Although the investment earnings supporting a retirement phase super pension are exempt from tax, there are limits to the amount you can transfer into retirement phase. From 1 July 2021, the lifetime limit you can transfer (called the general Transfer Balance Cap) is $1.7 million.
9. Continuing insurance cover
Most large super funds allow you to continue your insurance cover even if you switch employers or industries. Although this doesn’t sound important, it can be a valuable benefit if your fund offers its members high levels of insurance cover that are difficult to obtain elsewhere.

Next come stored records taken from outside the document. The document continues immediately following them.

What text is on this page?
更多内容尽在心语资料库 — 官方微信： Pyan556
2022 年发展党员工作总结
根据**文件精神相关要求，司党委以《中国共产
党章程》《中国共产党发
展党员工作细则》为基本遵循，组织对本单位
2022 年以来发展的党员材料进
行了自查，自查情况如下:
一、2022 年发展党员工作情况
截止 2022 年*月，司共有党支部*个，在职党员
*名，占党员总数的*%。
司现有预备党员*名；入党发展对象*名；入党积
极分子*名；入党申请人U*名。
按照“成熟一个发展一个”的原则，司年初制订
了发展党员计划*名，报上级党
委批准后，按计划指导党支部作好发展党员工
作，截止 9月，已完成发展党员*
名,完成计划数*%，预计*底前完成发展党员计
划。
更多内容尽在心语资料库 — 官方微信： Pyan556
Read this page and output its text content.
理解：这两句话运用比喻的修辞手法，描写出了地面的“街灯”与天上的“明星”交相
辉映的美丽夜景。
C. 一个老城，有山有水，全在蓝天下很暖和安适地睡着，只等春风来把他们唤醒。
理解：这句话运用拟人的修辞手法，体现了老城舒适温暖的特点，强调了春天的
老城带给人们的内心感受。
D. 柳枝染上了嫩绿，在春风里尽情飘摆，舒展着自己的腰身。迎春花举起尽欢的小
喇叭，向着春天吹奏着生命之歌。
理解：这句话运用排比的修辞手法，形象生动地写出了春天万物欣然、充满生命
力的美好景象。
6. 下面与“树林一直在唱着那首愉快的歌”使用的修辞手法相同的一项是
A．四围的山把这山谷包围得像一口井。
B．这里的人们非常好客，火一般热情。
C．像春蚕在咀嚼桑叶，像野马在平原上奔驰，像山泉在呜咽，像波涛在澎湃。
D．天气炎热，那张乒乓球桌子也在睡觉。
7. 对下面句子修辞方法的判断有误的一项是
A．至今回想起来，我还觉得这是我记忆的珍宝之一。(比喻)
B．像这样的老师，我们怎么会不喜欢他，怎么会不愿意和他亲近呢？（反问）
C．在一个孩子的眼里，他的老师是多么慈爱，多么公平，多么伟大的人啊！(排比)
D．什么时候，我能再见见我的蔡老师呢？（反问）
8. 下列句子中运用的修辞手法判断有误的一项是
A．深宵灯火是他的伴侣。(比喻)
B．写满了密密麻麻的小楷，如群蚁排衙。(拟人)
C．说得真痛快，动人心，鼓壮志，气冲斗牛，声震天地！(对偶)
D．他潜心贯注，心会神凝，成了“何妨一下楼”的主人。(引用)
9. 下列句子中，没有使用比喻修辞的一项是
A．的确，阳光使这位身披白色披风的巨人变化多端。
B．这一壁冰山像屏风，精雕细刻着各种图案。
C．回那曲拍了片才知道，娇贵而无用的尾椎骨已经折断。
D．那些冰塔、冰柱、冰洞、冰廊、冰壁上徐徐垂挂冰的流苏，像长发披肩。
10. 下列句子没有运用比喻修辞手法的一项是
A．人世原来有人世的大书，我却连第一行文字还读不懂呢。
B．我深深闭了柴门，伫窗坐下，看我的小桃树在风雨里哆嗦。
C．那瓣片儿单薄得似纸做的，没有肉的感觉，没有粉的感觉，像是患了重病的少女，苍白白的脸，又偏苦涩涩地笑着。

Even if you stop being a member of your super fund, many insurers offer you the option of continuing your existing insurance policy at your own expense by switching it over to a personal policy. This allows you to obtain the same level of cover without having to produce evidence about your health or medical history.
10. Ability to invest in bigger assets
Super also gives you the opportunity to invest like the big investors. By pooling your retirement savings with other members in a large super fund or SMSF, you can invest in assets you wouldn’t be able to access as an individual investor.
With a bigger pot of money available, super funds can make investments that are difficult for individuals with smaller sums to invest, such as taking stakes in a motorway, office tower or wholesale investment such as corporate bonds. In fact, many of the big deals are never offered in the public market and are only available to large institutional investors like super funds and investment banks.